The Expanse is frequently called “Game of Thrones in space,” a description which does a disservice to the SF show. Yes, The Expanse shares the same deep love of the genre as Game of Thrones, which isn’t surprising considering that the authors of the original Expanse book series — Daniel Abraham and Ty Franck, writing under the pseudonym James S. A. Core — are as fully immersed in the tropes and power of the SF genre as George R. R. Martin is with fantasy.

But while The Expanse features clashes among the elite and powerful just like Game of Thrones, most of the story is told through the eyes of ordinary people who suffer and survive as the powerful fight and scheme. That’s where the power of The Expanse lays — with the series’ characters.

SF trend #4: If people love your science fiction characters, they’ll love your science fiction story.

On the film side of science fiction, Hollywood continues its trend of reimagining old film series, such as with the upcoming Star Wars: The Last Jedi and the new Ridley Scott film Alien: Covenant (which I prefer to call Alien: Ridley Scott Apologizes for Making Prometheus).

But one SF film which captured attention earlier this year for the wrong reasons is Ghost in the Shell, with Scarlett Johansson as the iconic character Major Motoko Kusanagi. Except the character is only called The Major in the film, a possible attempt by the studio to sugarcoat that a white American actress was selected to play the role.

Before the release of the 2017 film I saw the original 1995 Ghost in the Shell anime during a limited run in theaters. The theater was packed was anime lovers, many of whom, like myself, had seen the anime many times but never on a large screen.

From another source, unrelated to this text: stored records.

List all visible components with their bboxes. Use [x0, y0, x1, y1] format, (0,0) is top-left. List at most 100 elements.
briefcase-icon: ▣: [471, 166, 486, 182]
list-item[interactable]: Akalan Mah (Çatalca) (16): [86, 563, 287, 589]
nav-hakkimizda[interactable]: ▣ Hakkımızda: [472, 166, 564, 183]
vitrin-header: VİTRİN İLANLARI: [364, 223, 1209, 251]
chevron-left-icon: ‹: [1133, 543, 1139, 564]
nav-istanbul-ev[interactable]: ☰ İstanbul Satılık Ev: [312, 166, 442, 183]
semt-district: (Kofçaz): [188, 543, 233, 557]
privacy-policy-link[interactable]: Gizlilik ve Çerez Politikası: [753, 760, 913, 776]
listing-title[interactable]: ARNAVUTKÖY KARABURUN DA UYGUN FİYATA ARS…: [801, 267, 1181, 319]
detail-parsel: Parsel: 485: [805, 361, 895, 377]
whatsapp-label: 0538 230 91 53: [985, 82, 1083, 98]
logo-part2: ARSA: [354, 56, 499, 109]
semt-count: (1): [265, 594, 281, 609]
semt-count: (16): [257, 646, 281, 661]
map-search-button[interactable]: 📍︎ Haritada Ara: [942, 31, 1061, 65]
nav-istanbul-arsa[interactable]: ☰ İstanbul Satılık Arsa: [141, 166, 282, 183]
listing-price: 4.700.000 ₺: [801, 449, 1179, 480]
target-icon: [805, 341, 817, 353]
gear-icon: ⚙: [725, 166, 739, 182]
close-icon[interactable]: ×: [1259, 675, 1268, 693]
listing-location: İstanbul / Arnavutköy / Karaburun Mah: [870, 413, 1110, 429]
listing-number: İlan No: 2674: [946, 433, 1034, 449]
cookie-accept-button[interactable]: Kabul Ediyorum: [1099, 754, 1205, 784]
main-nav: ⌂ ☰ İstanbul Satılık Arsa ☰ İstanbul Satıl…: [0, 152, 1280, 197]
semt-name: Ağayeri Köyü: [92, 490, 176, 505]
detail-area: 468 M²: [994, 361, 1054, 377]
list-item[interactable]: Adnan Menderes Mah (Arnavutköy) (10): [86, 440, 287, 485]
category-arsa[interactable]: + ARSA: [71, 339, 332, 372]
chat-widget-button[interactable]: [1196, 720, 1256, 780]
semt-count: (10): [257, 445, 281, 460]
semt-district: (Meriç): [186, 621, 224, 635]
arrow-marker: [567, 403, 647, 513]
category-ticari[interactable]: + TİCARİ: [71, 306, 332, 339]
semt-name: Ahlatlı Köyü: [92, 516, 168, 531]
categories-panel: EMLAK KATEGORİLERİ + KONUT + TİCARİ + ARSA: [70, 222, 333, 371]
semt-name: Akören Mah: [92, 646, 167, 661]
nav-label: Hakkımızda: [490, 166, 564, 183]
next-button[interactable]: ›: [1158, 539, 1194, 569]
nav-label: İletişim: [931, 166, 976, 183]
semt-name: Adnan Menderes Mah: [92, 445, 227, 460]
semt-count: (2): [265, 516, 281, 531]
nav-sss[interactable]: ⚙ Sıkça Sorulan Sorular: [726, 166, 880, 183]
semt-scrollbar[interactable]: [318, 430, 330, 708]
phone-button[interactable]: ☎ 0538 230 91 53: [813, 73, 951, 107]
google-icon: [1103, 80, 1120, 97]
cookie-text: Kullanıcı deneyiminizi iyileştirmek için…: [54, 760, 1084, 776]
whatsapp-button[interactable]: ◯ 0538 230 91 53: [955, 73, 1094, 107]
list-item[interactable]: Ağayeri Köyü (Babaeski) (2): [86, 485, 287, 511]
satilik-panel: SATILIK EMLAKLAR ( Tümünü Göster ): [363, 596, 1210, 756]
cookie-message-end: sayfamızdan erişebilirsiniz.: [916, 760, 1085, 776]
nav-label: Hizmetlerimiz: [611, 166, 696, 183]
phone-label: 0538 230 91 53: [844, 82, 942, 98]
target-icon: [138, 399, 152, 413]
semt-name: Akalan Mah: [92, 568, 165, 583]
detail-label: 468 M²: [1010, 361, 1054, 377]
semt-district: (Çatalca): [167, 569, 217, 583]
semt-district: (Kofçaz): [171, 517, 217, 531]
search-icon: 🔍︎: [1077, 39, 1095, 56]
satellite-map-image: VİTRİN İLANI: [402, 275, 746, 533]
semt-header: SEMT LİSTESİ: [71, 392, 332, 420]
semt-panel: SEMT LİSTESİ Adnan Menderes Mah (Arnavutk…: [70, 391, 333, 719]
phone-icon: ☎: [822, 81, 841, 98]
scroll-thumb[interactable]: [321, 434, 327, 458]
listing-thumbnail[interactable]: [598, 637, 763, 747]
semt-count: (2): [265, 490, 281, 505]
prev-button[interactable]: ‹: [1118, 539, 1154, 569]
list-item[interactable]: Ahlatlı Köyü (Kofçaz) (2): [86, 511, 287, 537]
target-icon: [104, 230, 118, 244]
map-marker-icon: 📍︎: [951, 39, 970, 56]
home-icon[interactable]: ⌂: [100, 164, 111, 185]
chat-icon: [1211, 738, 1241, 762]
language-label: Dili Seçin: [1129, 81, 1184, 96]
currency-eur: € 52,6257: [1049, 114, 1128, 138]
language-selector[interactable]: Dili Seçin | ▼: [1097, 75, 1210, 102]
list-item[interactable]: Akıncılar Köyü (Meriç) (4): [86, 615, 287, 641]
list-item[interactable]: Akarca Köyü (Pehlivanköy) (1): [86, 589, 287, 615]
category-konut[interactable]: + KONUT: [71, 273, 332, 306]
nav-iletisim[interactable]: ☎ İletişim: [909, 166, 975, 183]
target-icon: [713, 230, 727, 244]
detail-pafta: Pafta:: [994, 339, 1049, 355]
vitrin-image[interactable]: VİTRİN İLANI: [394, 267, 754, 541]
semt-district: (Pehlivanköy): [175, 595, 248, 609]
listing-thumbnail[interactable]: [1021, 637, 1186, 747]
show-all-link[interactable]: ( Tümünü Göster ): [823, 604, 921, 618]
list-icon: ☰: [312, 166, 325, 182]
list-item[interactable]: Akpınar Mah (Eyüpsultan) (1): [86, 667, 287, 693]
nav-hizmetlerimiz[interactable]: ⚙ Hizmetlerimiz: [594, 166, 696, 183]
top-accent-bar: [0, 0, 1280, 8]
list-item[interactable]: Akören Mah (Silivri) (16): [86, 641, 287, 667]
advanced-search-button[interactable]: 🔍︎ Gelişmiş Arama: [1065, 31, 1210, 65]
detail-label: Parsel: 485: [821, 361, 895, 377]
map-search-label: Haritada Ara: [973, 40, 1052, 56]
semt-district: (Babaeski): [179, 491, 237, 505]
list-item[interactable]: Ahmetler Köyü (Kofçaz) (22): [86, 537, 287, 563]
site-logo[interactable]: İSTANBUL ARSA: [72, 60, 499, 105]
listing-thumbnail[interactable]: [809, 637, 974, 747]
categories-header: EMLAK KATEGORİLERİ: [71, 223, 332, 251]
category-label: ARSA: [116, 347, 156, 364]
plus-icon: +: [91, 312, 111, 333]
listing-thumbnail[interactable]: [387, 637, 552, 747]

The good news is the 1995 version of Ghost in the Shell is still a great film and must be seen anyone who loves either anime or SF. Sadly, the audience was also forced to sit through multiple trailers and insider looks at the upcoming live action film. Based on the trailers it appeared Hollywood ripped off all the best scenes from the original anime and threw in a ton of angst and interpersonal drama while dumping the original film’s deep philosophy.

The special features ended with an exclusive interview with Kazunori Itō, director of the original 1995 anime. Itō said how pleased he was that a big Hollywood director had recreated his Ghost in the Shell with Scarlett Johansson in it. I’m not sure he really meant that. And the audience around me definitely wasn’t impressed with the upcoming film because people laughed at and booed the trailers.

So no surprise from me when the 2017 film bombed.

Which bring me to SF trend #5: Even big Hollywood studios must be careful before messing with classic science fiction stories because genre fans have little tolerance for those who desecrate our SF dreams.

That's one trend which will likely never change.